The only new houses becoming available to Canberra people are those which are not accepted by defence transferees - in fact, those which are rejected by them. These are the least desirable of the houses that are available. As I have said, people on the housing list in Canberra must wait two years and nine months for the first offer of a house. Then they can get one only if they are prepared to take any house offered to them in any suburb. This means that the only type of new house that they can hope to obtain is what is known as a twostory semi-detached, which is not a popular house.

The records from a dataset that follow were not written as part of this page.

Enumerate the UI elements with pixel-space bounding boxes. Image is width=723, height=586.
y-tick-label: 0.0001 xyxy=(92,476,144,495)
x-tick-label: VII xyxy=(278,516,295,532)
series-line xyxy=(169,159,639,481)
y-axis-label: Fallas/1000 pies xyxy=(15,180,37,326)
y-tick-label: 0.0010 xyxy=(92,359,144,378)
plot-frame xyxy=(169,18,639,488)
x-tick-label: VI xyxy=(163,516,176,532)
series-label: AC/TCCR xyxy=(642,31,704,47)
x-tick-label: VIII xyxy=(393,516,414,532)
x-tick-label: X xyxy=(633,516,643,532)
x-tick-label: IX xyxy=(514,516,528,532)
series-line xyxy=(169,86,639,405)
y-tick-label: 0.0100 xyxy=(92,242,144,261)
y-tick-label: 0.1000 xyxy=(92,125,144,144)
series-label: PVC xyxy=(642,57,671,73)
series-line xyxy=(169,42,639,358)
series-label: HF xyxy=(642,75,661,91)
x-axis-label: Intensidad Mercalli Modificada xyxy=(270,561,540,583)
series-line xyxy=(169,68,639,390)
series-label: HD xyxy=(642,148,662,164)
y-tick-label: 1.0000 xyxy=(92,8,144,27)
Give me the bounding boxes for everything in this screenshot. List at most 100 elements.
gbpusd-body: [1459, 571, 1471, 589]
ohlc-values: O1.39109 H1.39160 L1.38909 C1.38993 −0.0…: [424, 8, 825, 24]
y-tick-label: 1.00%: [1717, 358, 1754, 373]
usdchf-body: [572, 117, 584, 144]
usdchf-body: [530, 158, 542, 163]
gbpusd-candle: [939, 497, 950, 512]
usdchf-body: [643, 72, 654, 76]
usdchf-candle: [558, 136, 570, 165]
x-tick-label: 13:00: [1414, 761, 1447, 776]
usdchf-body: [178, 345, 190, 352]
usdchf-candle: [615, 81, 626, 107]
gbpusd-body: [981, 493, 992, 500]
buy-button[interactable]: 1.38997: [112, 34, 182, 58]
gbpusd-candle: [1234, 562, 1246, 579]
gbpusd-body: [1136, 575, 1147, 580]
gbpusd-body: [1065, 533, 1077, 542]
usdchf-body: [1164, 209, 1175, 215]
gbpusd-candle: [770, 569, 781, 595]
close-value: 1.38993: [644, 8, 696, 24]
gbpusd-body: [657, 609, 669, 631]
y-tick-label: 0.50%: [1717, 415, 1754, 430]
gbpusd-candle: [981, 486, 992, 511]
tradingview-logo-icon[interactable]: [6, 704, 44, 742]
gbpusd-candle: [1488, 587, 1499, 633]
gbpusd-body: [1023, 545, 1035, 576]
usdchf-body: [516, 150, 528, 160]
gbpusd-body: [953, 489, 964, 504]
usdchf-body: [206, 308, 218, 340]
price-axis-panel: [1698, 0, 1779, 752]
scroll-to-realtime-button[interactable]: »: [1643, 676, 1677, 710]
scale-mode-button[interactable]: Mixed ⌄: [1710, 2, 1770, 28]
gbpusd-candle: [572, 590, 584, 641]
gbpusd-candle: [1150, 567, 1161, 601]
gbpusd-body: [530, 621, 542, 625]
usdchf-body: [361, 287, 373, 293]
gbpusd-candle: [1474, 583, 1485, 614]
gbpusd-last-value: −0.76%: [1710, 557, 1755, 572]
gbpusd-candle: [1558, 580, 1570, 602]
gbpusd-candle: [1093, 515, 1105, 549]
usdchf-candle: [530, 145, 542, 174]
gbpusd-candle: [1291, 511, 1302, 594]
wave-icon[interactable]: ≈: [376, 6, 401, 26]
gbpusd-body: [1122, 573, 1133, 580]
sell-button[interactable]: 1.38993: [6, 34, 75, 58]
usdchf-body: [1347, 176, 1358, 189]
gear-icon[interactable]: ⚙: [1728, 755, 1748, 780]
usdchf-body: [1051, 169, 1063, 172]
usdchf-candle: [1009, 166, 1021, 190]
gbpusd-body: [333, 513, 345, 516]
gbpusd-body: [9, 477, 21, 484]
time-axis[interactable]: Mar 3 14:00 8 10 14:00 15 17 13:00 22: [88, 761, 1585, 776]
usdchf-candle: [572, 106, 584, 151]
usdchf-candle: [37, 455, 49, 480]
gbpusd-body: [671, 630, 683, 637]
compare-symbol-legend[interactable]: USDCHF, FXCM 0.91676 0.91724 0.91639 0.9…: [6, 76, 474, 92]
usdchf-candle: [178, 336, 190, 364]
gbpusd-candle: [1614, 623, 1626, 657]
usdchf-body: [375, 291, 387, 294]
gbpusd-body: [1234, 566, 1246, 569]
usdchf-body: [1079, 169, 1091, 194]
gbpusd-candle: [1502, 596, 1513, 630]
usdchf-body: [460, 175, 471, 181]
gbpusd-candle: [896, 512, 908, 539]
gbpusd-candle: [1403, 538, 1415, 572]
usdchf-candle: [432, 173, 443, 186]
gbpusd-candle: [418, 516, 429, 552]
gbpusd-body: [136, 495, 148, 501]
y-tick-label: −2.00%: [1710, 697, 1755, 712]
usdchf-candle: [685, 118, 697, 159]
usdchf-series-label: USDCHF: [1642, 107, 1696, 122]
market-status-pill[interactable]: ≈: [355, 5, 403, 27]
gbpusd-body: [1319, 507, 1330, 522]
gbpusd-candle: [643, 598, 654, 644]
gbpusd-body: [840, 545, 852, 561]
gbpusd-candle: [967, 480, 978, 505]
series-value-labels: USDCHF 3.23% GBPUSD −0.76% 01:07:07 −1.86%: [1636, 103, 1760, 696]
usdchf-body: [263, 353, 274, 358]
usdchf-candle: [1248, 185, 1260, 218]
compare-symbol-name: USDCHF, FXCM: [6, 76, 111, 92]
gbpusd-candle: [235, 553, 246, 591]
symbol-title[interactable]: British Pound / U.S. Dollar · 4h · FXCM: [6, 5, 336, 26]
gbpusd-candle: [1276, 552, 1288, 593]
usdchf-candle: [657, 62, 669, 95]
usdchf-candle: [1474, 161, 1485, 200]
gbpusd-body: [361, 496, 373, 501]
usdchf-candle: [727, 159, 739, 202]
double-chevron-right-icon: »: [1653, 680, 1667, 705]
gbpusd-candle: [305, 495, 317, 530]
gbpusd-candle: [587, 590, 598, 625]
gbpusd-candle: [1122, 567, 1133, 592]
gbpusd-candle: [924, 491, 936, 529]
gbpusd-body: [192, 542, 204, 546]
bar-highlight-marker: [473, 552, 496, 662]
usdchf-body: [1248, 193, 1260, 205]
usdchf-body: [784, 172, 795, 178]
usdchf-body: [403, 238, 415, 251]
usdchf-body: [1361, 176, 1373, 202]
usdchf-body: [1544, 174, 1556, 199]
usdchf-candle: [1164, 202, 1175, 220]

I would like members of Parliament and particularly members of the Cabinet to look behind the pretty picture of Canberra. And

Canberra is a pretty picture at present. To those who visit here occasionally, and to those who come here just for the sitting of the Parliament, this appears to be a pretty place of wide, tree-lined streets, attractive cottages and pleasant surroundings. But behind that pleasant facade there is real misery, real distress. There are literally hundreds of families in this city living in the most deplorable conditions. There are families living in shacks and in garages. There are families crowded into one room, which might be quite appropriate in eastern European countries, where that is quite common, but it is not appropriate in this country, and most certainly not appropriate in this national capital. The fact is that the people who are coming here to carry out the work of the capital, indeed, the people who are building the houses in this place, are forced - not by Government decision but by circumstances - to live in these conditions while waiting their turn on the housing list. By contrast, defence personnel arriving here move immediately into good housing. I do not quibble at that because I believe it is fair and just to those people, but I do suggest that we have reached the stage at which, in giving justice and fair treatment to the defence personnel being transferred from Melbourne to Canberra, we are denying justice and fair treatment to the many citizens of this Commonwealth who are already here, who are employed in the Public Service, in business, in private enterprise, or in contracting for the work of building this city.

While I am reluctant to see any delay in the transfer of departments, I believe that the Government should consider this question. At the end of last quarter, 190 houses and flats were held vacant. I hope that the Minister will look into the matter.